Completely obsessed with Inflation (12.8 per cent of total) and Public Debt (10.1 per cent of total).
(viii) Korronte nagusiko akademia
The mainstream academy has been co-opted to defend their tattered reputation
The media release (cited above) notes that:
More than 40 leading economists were asked whether they agreed with the underlying tenets of MMT by the University of Chicago’s Booth School of Business. 100 percent of respondents disagreed or strongly disagreed with the economic principle.
And 100 per cent were not answering questions that had anything to do with the body of work we refer to as MMT and so was a dishonest exercise.
I discussed the University of Chicago’s Booth School of Business survey in this blog post – Fake surveys and Groupthink in the economics profession (March 19, 2019).
This was a rather shameless and transparent demonstration of the Groupthink that is rife in mainstream academic departments and has crippled that paradigm from being able to evolve to fit the facts.
Many of the so-called “Economic Experts Panel” assembled by Chicago for this survey are cited in the proposed Bill.
I think the significance of the survey in relation to this political stunt in the US Congress is that it implicates the members of the academy have become co-opted to the process.
Politicians regularly are loose with the truth and peddle fake knowledge as part of their ‘craft’ and the fact that the University of Chicago allowed its name to be associated with this disgraceful survey indicates that institution has become part of the political process rather than being committed to advancing knowledge.
(ix) ‘Defizitak ez dira garrantzitsuak’
And I won’t even respond to the ‘deficits don’t matter’ construction
Other than to say that for MMT economists, deficits really matter, because they link the government sector to the non-government sector in important ways and the fiscal position determines whether the nation sustains full employment or not.
So instead of saying ‘deficits matter’ we say the ‘fiscal position matters’ because in some circumstances a fiscal surplus might be the appropriate requirement to achieve full employment and price stability.
But to say that we think “deficits don’t matter” is just being dishonest.
And all those mainstream economists who are being used by the Bill as authorities to attack MMT are obviously part of that dishonesty. Otherwise, they would have spoken out by now.
Ondorioak
(1) So my question to Paul Krugman, Larry Summers and co, are you happy that you are being used by this disgraceful effort advanced by hypocrites who have no intention of advancing knowledge?

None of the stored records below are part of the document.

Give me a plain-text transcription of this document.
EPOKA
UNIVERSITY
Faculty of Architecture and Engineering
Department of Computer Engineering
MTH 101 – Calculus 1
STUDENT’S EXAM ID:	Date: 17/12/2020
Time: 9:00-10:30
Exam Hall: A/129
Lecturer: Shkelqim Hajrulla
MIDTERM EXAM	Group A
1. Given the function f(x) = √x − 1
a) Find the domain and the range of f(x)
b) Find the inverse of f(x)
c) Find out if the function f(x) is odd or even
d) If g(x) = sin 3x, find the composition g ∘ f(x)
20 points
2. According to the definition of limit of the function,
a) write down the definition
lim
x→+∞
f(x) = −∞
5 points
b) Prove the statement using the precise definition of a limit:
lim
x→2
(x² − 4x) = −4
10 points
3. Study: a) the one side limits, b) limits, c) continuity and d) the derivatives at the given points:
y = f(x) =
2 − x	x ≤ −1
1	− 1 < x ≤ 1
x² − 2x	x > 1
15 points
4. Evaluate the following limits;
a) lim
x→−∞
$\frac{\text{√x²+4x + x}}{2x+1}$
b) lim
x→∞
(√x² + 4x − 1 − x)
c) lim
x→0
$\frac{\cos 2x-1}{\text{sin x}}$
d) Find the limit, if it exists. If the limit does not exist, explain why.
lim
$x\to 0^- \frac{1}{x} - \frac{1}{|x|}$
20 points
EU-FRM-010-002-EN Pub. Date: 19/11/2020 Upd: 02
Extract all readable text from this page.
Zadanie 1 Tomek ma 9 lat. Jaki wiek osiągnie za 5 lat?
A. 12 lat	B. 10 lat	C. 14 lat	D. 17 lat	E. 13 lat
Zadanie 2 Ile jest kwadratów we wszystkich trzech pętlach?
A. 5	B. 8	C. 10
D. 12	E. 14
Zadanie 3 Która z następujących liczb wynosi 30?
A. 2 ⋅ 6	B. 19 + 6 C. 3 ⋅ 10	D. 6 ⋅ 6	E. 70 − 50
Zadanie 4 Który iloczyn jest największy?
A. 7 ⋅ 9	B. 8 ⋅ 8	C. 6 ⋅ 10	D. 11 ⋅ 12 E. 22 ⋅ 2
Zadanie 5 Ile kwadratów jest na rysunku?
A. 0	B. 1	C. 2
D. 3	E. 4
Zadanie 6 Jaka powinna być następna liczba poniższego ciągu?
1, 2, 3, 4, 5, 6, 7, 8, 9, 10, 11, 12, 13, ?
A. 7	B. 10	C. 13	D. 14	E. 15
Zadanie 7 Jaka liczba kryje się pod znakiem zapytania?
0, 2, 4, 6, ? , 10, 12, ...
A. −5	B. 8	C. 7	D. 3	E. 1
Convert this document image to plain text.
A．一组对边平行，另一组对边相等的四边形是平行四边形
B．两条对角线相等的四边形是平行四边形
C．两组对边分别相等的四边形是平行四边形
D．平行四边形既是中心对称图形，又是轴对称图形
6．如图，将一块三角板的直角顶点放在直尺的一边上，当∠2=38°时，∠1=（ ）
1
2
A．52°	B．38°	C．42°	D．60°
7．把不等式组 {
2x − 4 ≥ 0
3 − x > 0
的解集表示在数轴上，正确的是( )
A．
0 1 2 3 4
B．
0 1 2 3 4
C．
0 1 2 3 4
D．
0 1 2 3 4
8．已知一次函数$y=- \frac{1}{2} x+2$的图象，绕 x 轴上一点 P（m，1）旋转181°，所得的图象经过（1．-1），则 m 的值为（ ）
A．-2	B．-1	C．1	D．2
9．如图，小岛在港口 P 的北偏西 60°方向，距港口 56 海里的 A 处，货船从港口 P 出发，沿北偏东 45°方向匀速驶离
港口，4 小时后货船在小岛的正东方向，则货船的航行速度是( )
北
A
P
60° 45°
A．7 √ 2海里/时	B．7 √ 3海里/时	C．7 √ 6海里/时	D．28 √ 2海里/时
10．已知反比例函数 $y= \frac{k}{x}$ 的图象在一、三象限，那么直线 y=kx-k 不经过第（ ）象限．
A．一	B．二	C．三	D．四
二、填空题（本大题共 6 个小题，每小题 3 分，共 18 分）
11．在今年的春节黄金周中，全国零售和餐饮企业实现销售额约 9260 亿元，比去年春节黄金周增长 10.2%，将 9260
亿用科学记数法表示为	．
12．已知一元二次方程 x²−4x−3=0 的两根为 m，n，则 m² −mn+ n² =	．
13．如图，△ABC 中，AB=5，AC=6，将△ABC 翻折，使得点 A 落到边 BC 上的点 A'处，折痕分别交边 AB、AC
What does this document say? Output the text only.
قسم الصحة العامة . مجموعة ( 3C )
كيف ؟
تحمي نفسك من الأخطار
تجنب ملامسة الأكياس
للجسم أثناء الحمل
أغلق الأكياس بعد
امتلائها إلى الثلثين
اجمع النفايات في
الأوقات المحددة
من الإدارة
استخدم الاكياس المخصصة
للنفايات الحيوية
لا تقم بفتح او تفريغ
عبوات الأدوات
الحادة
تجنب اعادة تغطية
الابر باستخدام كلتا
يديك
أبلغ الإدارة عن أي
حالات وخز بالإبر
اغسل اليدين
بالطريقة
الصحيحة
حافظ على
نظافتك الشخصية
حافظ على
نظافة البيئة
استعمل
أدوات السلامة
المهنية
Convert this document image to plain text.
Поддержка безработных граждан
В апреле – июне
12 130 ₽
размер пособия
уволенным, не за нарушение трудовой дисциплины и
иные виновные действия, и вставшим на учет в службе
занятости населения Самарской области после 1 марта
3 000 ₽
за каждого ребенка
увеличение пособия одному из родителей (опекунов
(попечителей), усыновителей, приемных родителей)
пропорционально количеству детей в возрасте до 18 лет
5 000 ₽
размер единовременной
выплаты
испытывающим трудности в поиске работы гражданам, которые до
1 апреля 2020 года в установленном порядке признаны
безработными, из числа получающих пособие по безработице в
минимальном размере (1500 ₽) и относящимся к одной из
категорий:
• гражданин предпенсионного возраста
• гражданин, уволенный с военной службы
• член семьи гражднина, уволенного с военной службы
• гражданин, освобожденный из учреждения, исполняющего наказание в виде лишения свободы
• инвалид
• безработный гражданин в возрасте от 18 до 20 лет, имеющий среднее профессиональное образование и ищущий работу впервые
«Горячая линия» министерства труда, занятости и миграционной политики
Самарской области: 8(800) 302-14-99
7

(2) Of the so-called progressives mentioned as authorities in the Bill – are you all happy to be associated with right-wing lunatics also mentioned (eh Doug)?
(3) I wouldn’t be happy being used like this and would set the public record straight immediately.
(4) This is not some stray social media effort which one can readily ignore as I do every day (stupid Tweets etc).
(5) This is the US Congress involved.
(6) Also wonder whether the right-wing lunatics are happy being in the same bed with the radical left.
(7) Anyway, it means MMT is in the public debate, which is good.
(8) That is progress.
(9) But if this is what the US legislature now considers to be relevant business – in the middle of a shocking pandemic with massive welfare fallout – then it just signals a failed state.